The AK median and 75th percentile levels recorded in this study are relatively low when given the complexity of the procedures being performed. The IAEA uses the AK cutoff level of 2 Gy as the dose below which cutaneous reactions are unlikely to occur. In the AK dose range of 2–5 Gy, it states that “not so serious effects may be observed” [25]. While the AK range in this study is rather wide (0.05–0.5 Gy), the upper value is still much lower than the 2 Gy threshold described by the IAEA. In fact, none of the patients suffered any deterministic or stochastic radiation-related complications during the follow-up period.

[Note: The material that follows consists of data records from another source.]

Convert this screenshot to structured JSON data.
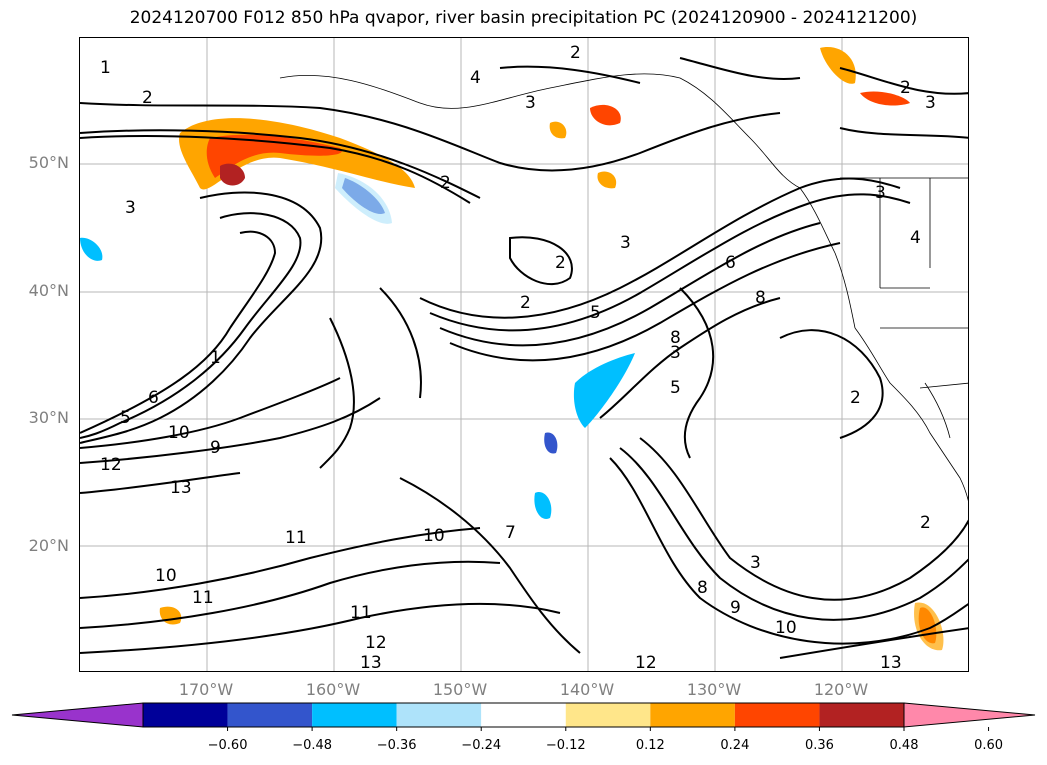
{
  "title": "2024120700 F012 850 hPa qvapor, river basin precipitation PC (2024120900 - 2024121200)",
  "map": {
    "lat_labels": [
      "50°N",
      "40°N",
      "30°N",
      "20°N"
    ],
    "lon_labels": [
      "170°W",
      "160°W",
      "150°W",
      "140°W",
      "130°W",
      "120°W"
    ],
    "contour_labels": [
      "1",
      "2",
      "3",
      "4",
      "5",
      "6",
      "7",
      "8",
      "9",
      "10",
      "11",
      "12",
      "13"
    ],
    "colors": {
      "purple": "#9933cc",
      "navy": "#000099",
      "royal_blue": "#3355cc",
      "deep_sky": "#00bfff",
      "light_blue": "#aee3fa",
      "white": "#ffffff",
      "pale_yellow": "#ffe68a",
      "orange": "#ffa500",
      "orange_red": "#ff4500",
      "firebrick": "#b22222",
      "pink": "#ff88aa"
    }
  },
  "colorbar": {
    "ticks": [
      "−0.60",
      "−0.48",
      "−0.36",
      "−0.24",
      "−0.12",
      "0.12",
      "0.24",
      "0.36",
      "0.48",
      "0.60"
    ],
    "colors": [
      "#9933cc",
      "#000099",
      "#3355cc",
      "#00bfff",
      "#aee3fa",
      "#ffffff",
      "#ffe68a",
      "#ffa500",
      "#ff4500",
      "#b22222",
      "#ff88aa"
    ]
  }
}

These data are particularly relevant since TIPS is being increasingly performed in patients with CPVT and/or PC. Complete and extensive thrombosis may exclude patients from transplantation or require complex surgical techniques associated with a high risk of morbidity and mortality [26, 27]; for this reason, recently, TIPS creation has been recommended in liver transplant candidates who have progressive portal vein thrombosis refractory to anticoagulation therapy [6]. Overall our technical success is similar to the results recently reported by Thornburg et al. [13] in a similar cohort of patients; of note, Thornburg et al. report a systematic use of the transsplenic approach with 5 cases of hemoperitoneum (8%), 3 of which were secondary to the splenic access, and one case (2%) of radiation skin burn. Notably, the clinical results obtained in our cohort showed TIPS creation to be effective not only in patients with previous bleeding but also in patients with refractory ascites with results similar to other studies with large cohorts of patients with refractory ascites but without CPVT or PC [28, 29]. Real-time sonographic guidance during TIPS creation was described in 1992 by Longo et al. [11]. To date, this technique has not gained global acceptance despite it being relatively simple. This can be easily demonstrated by reviewing the methodology described in recent TIPS-related publications, with many centers still advocating the use of other techniques [30,31,32,33,34,35,36,37,38].

The limitations of our study include the lack of accurate risk estimation for stochastic effects, since these should be quantified using the patient-specific Monte Carlo simulation. This was not feasible in our retrospective study, since inaccurate values would be derived. (Field size and possible field size variations during the procedure were not recorded.) Prospective studies are therefore needed to explore this issue with more accuracy. Another limitation is that the number of procedures analyzed is relatively low; however, the majority of the TIPS-related dosimetric studies available were performed with different cohorts of patients with a patent portal system. All procedures were performed by 3 faculty level radiologists with several years of experience in TIPS creation, with a potential impact on fluoroscopy time.

Conclusion

TIPS creation in patients with CPVT and/or PC is technically challenging and radiation intensive; however, high technical and clinical success can be achieved in procedures performed by experienced operators. Real-time sonographic guidance to target the portal venous system can be helpful to obtain technical success via a transjugular approach alone in majority of cases with a reasonably low radiation exposure considering the high technical difficulties of the selected cohort of patients, reserving the more complex transhepatic or transsplenic approaches only for few cases.